Awhile back I was having dinner with some girlfriends and the question of “do you and your husband fight alot” came up. My friends were all surprised to learn my answer was “yes, all the time and sometimes it gets loud.” I appear to most as a very calm and gentle individual which is true, but I do have a short fuse. I get easily provoked and pushed and my temper can flare up in certain situation. Doug is the same as me. We are both extremly passionate people. Neither of us do anything halfway. We are also both very stubborn perfectionists, always convinced we are right. In many ways this makes us perfect for each other. We would both drive an easy going, non Type A partner crazy. But what happens when two people who are not good at compromise and backing down get together? They fight!
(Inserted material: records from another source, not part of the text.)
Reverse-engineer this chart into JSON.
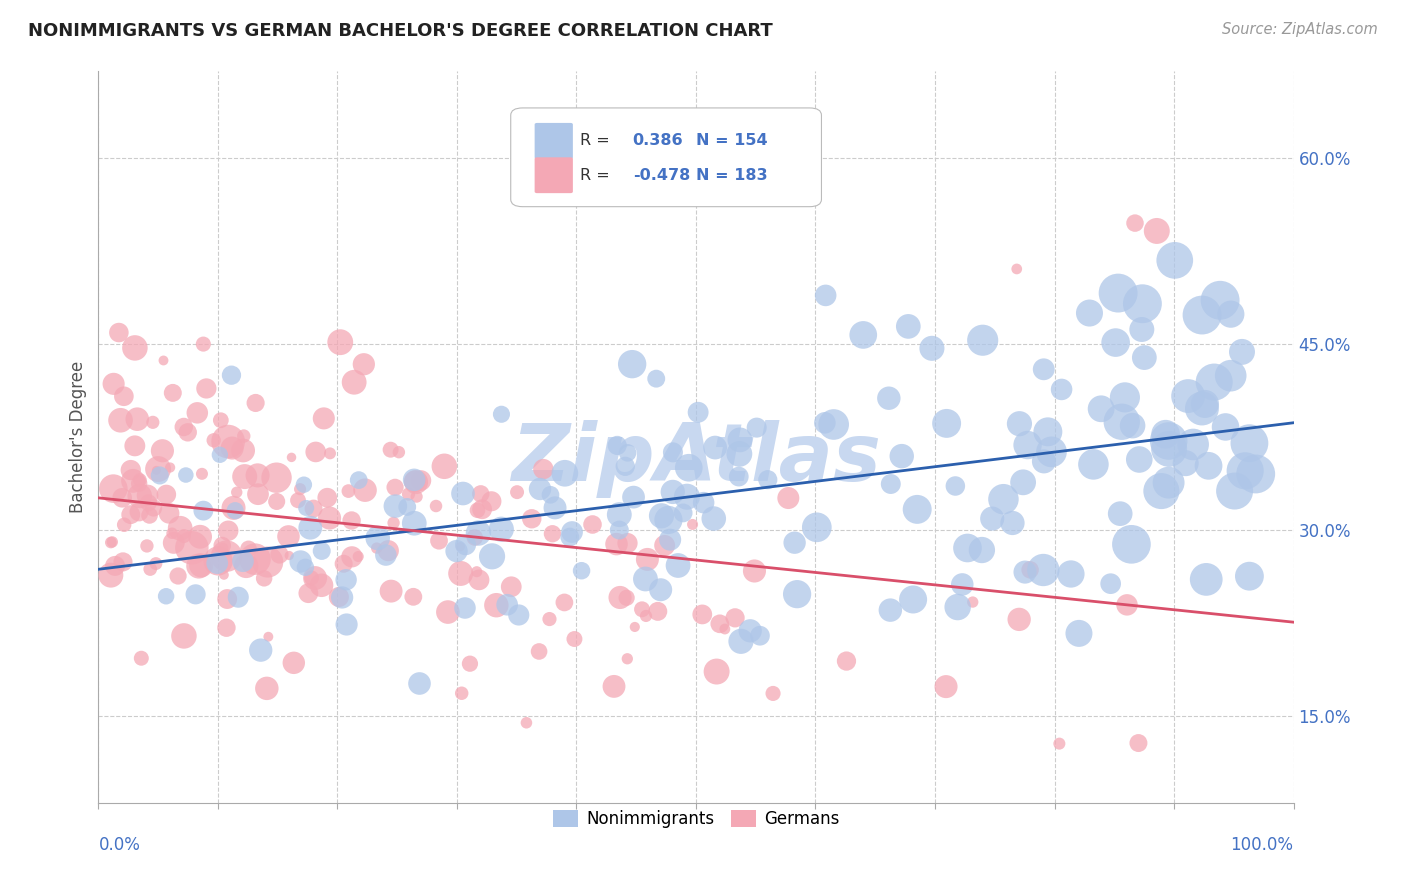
{
  "title": "NONIMMIGRANTS VS GERMAN BACHELOR'S DEGREE CORRELATION CHART",
  "source": "Source: ZipAtlas.com",
  "ylabel": "Bachelor's Degree",
  "right_ytick_values": [
    15.0,
    30.0,
    45.0,
    60.0
  ],
  "right_ytick_labels": [
    "15.0%",
    "30.0%",
    "45.0%",
    "60.0%"
  ],
  "blue_scatter_color": "#aec6e8",
  "pink_scatter_color": "#f4a8b5",
  "trend_blue_color": "#2b5fad",
  "trend_pink_color": "#d94f6a",
  "background_color": "#ffffff",
  "grid_color": "#cccccc",
  "watermark_color": "#c8d8f0",
  "R_blue": 0.386,
  "N_blue": 154,
  "R_pink": -0.478,
  "N_pink": 183,
  "x_range": [
    0,
    100
  ],
  "y_range": [
    8,
    67
  ],
  "figsize": [
    14.06,
    8.92
  ],
  "dpi": 100,
  "legend_text_color": "#4472c4",
  "legend_label_color": "#333333"
}
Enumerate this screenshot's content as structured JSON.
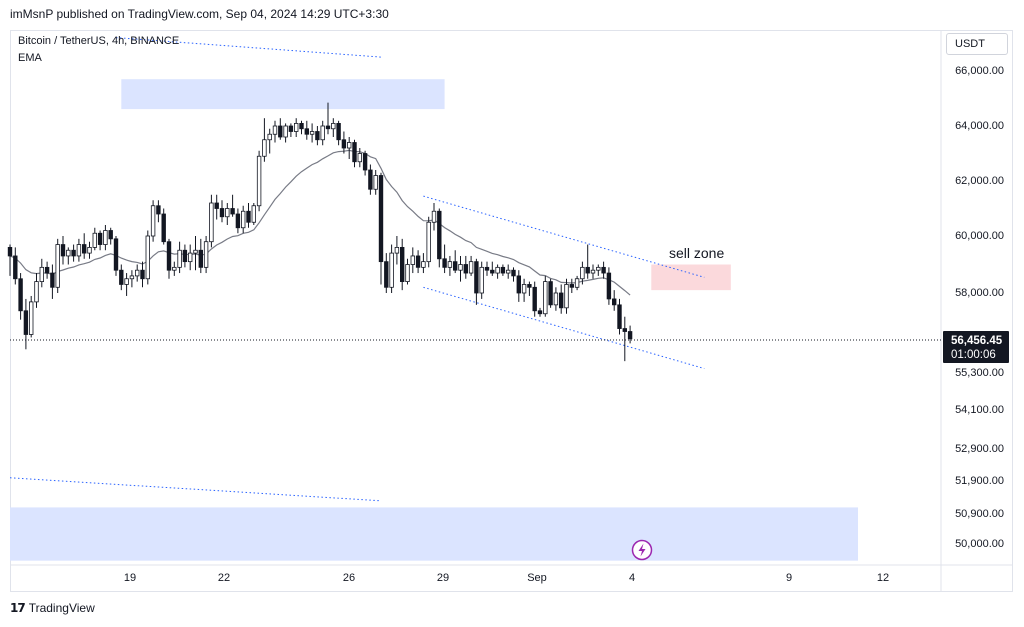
{
  "header": {
    "publisher_line": "imMsnP published on TradingView.com, Sep 04, 2024 14:29 UTC+3:30"
  },
  "legend": {
    "symbol": "Bitcoin / TetherUS, 4h, BINANCE",
    "indicator": "EMA"
  },
  "price_axis": {
    "currency": "USDT",
    "current_price": "56,456.45",
    "countdown": "01:00:06"
  },
  "annotations": {
    "sell_zone": "sell zone"
  },
  "footer": {
    "brand": "TradingView"
  },
  "colors": {
    "bull": "#ffffff",
    "bear": "#131722",
    "ema": "#787b86",
    "zone_blue": "#dbe4ff",
    "zone_red": "#fbd9dc",
    "trendline": "#2962ff",
    "price_label_bg": "#131722",
    "lightning": "#9c27b0"
  },
  "chart_data": {
    "type": "candlestick",
    "x_axis_labels": [
      "19",
      "22",
      "26",
      "29",
      "Sep",
      "4",
      "9",
      "12"
    ],
    "y_axis_labels": [
      "66,000.00",
      "64,000.00",
      "62,000.00",
      "60,000.00",
      "58,000.00",
      "55,300.00",
      "54,100.00",
      "52,900.00",
      "51,900.00",
      "50,900.00",
      "50,000.00"
    ],
    "current_price": 56456.45,
    "candles": [
      [
        59600,
        59700,
        58600,
        59300
      ],
      [
        59300,
        59600,
        58300,
        58500
      ],
      [
        58500,
        58700,
        57100,
        57400
      ],
      [
        57400,
        57800,
        56100,
        56600
      ],
      [
        56600,
        57900,
        56500,
        57700
      ],
      [
        57700,
        58700,
        57500,
        58400
      ],
      [
        58400,
        59200,
        58200,
        58900
      ],
      [
        58900,
        59100,
        58500,
        58700
      ],
      [
        58700,
        59000,
        57800,
        58200
      ],
      [
        58200,
        59900,
        58000,
        59700
      ],
      [
        59700,
        60000,
        59000,
        59300
      ],
      [
        59300,
        59600,
        59000,
        59500
      ],
      [
        59500,
        59700,
        59100,
        59300
      ],
      [
        59300,
        59900,
        59100,
        59700
      ],
      [
        59700,
        60100,
        59200,
        59400
      ],
      [
        59400,
        59800,
        59200,
        59600
      ],
      [
        59600,
        60300,
        59500,
        60100
      ],
      [
        60100,
        60200,
        59500,
        59700
      ],
      [
        59700,
        60400,
        59500,
        60200
      ],
      [
        60200,
        60300,
        59700,
        59900
      ],
      [
        59900,
        60000,
        58600,
        58800
      ],
      [
        58800,
        59000,
        58100,
        58300
      ],
      [
        58300,
        58700,
        57900,
        58500
      ],
      [
        58500,
        58800,
        58200,
        58600
      ],
      [
        58600,
        59000,
        58400,
        58800
      ],
      [
        58800,
        59100,
        58200,
        58500
      ],
      [
        58500,
        60200,
        58300,
        60000
      ],
      [
        60000,
        61300,
        59800,
        61100
      ],
      [
        61100,
        61300,
        60500,
        60800
      ],
      [
        60800,
        61000,
        59700,
        59800
      ],
      [
        59800,
        59900,
        58500,
        58800
      ],
      [
        58800,
        59100,
        58600,
        58900
      ],
      [
        58900,
        59800,
        58700,
        59500
      ],
      [
        59500,
        59700,
        58900,
        59100
      ],
      [
        59100,
        59700,
        58800,
        59400
      ],
      [
        59400,
        60000,
        58800,
        59500
      ],
      [
        59500,
        59900,
        58700,
        58900
      ],
      [
        58900,
        60000,
        58700,
        59800
      ],
      [
        59800,
        61500,
        59600,
        61200
      ],
      [
        61200,
        61500,
        60600,
        61000
      ],
      [
        61000,
        61300,
        60500,
        60700
      ],
      [
        60700,
        61200,
        60400,
        61000
      ],
      [
        61000,
        61500,
        60700,
        60800
      ],
      [
        60800,
        61000,
        60100,
        60300
      ],
      [
        60300,
        61100,
        60100,
        60900
      ],
      [
        60900,
        61200,
        60300,
        60500
      ],
      [
        60500,
        61200,
        60400,
        61100
      ],
      [
        61100,
        63100,
        60900,
        62900
      ],
      [
        62900,
        64300,
        62700,
        63500
      ],
      [
        63500,
        63900,
        63000,
        63700
      ],
      [
        63700,
        64200,
        63400,
        64000
      ],
      [
        64000,
        64300,
        63500,
        63600
      ],
      [
        63600,
        64100,
        63400,
        64000
      ],
      [
        64000,
        64100,
        63600,
        63800
      ],
      [
        63800,
        64300,
        63600,
        64100
      ],
      [
        64100,
        64200,
        63700,
        63900
      ],
      [
        63900,
        64200,
        63500,
        63700
      ],
      [
        63700,
        64100,
        63400,
        63800
      ],
      [
        63800,
        64000,
        63300,
        63500
      ],
      [
        63500,
        64200,
        63300,
        64000
      ],
      [
        64000,
        64900,
        63700,
        63900
      ],
      [
        63900,
        64300,
        63600,
        64100
      ],
      [
        64100,
        64200,
        63300,
        63500
      ],
      [
        63500,
        63800,
        63000,
        63200
      ],
      [
        63200,
        63600,
        62800,
        63400
      ],
      [
        63400,
        63500,
        62500,
        62700
      ],
      [
        62700,
        63200,
        62500,
        63000
      ],
      [
        63000,
        63100,
        62200,
        62400
      ],
      [
        62400,
        62600,
        61500,
        61700
      ],
      [
        61700,
        62400,
        61500,
        62200
      ],
      [
        62200,
        62300,
        58300,
        59100
      ],
      [
        59100,
        59400,
        58000,
        58200
      ],
      [
        58200,
        59700,
        58000,
        59400
      ],
      [
        59400,
        60000,
        59000,
        59600
      ],
      [
        59600,
        59900,
        58100,
        58400
      ],
      [
        58400,
        59200,
        58300,
        59000
      ],
      [
        59000,
        59600,
        58700,
        59300
      ],
      [
        59300,
        59500,
        58700,
        58900
      ],
      [
        58900,
        59400,
        58700,
        59100
      ],
      [
        59100,
        60700,
        58900,
        60500
      ],
      [
        60500,
        61200,
        60200,
        60900
      ],
      [
        60900,
        61000,
        58900,
        59200
      ],
      [
        59200,
        59700,
        58700,
        58900
      ],
      [
        58900,
        59300,
        58600,
        59100
      ],
      [
        59100,
        59500,
        58700,
        58800
      ],
      [
        58800,
        59300,
        58400,
        59000
      ],
      [
        59000,
        59300,
        58500,
        58700
      ],
      [
        58700,
        59300,
        58600,
        59100
      ],
      [
        59100,
        59200,
        57600,
        58000
      ],
      [
        58000,
        59100,
        57800,
        58900
      ],
      [
        58900,
        59100,
        58600,
        58800
      ],
      [
        58800,
        59100,
        58600,
        58700
      ],
      [
        58700,
        59000,
        58500,
        58900
      ],
      [
        58900,
        59000,
        58600,
        58700
      ],
      [
        58700,
        59000,
        58500,
        58800
      ],
      [
        58800,
        58900,
        58400,
        58600
      ],
      [
        58600,
        58800,
        57700,
        58000
      ],
      [
        58000,
        58500,
        57700,
        58300
      ],
      [
        58300,
        58400,
        57900,
        58200
      ],
      [
        58200,
        58400,
        57200,
        57400
      ],
      [
        57400,
        57500,
        57200,
        57300
      ],
      [
        57300,
        58600,
        57200,
        58400
      ],
      [
        58400,
        58500,
        57500,
        57600
      ],
      [
        57600,
        58200,
        57400,
        58000
      ],
      [
        58000,
        58300,
        57300,
        57500
      ],
      [
        57500,
        58500,
        57300,
        58300
      ],
      [
        58300,
        58500,
        58000,
        58200
      ],
      [
        58200,
        58600,
        58100,
        58500
      ],
      [
        58500,
        59100,
        58300,
        58900
      ],
      [
        58900,
        59700,
        58500,
        58700
      ],
      [
        58700,
        59000,
        58500,
        58800
      ],
      [
        58800,
        59000,
        58600,
        58900
      ],
      [
        58900,
        59100,
        58500,
        58700
      ],
      [
        58700,
        58900,
        57600,
        57800
      ],
      [
        57800,
        58100,
        57400,
        57600
      ],
      [
        57600,
        57800,
        56600,
        56800
      ],
      [
        56800,
        57200,
        55700,
        56700
      ],
      [
        56700,
        56900,
        56300,
        56456
      ]
    ],
    "ema": {
      "name": "EMA",
      "period_note": ""
    },
    "zones": [
      {
        "name": "supply-zone-top",
        "from_bar": 21,
        "to_bar": 82,
        "price_low": 64650,
        "price_high": 65800
      },
      {
        "name": "sell-zone",
        "from_bar": 121,
        "to_bar": 136,
        "price_low": 58100,
        "price_high": 59000
      },
      {
        "name": "demand-zone-bottom",
        "from_bar": -5,
        "to_bar": 160,
        "price_low": 49500,
        "price_high": 51100
      }
    ],
    "trendlines": [
      {
        "name": "channel-upper",
        "points": [
          [
            78,
            61450
          ],
          [
            131,
            58550
          ]
        ]
      },
      {
        "name": "channel-lower",
        "points": [
          [
            78,
            58200
          ],
          [
            131,
            55450
          ]
        ]
      },
      {
        "name": "top-line",
        "points": [
          [
            20,
            67400
          ],
          [
            70,
            66650
          ]
        ]
      },
      {
        "name": "bottom-line",
        "points": [
          [
            -5,
            52000
          ],
          [
            70,
            51300
          ]
        ]
      }
    ]
  }
}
First of all let me say I love my husband more than anything else on the planet besides my daughters. There could never be a man better for me. He is my very best friend, an amazing father, a loving, caring, sensitive soul. And we also fight. And I think that is normal.
When Doug and I fight it often gets loud. We yell and scream. We both grapple to get what we want from they other and it isn’t always polite conversation. Sometimes we even fight in front of our kids which I am not proud of but it happens. No one is perfect.
What I have learned over 9 years of marriage is that in the heat of a fight someone has to just walk away, take a moment and break the tense energy. Nothing ever gets resolved when we are heated. It is best to “break the cycle” and come back together when we can speak more calmly. This is incredibly hard for me. Doug is very good at walking away, taking space to calm down and coming back together later. I am not and I am constantly trying to get better at it. Instead of following Doug into another room to continue our fight I am trying very hard to train myself to take a break, calm down, circle back. In heated moments I literally have to talk to myself and remind myself it is better for us if we take a break. Nothing gets resolved by fighting.
Part of being married is trusting that the person you have promised your life to will always be there. That a five or ten minute cool down break doesn’t mean you will never talk again. This is very hard for me. There is a little voice in my head that worries that when Doug walks into the other room he will never come back. I worry if he leaves the apartment to take a walk he might not return. I am not entirely sure where this insecurity comes from but I am constantly teaching myself that I have to trust. To give space. That taking a pause doesn’t mean we will never speak again. That love means trusting that that person will always be there because they always have been and have never given you a reason to doubt that.
As Doug and I enter our tenth year of marriage I have committed myself to taking breaks and giving Doug and myself space when we need it. We always come together much better when we both have time to cool down. I just need to remember that and focus on it when things get heated. To not prolong the fight.
No one ever said marriage was easy but it truly is beautiful and I am so lucky to have the partner I have. Fights and all.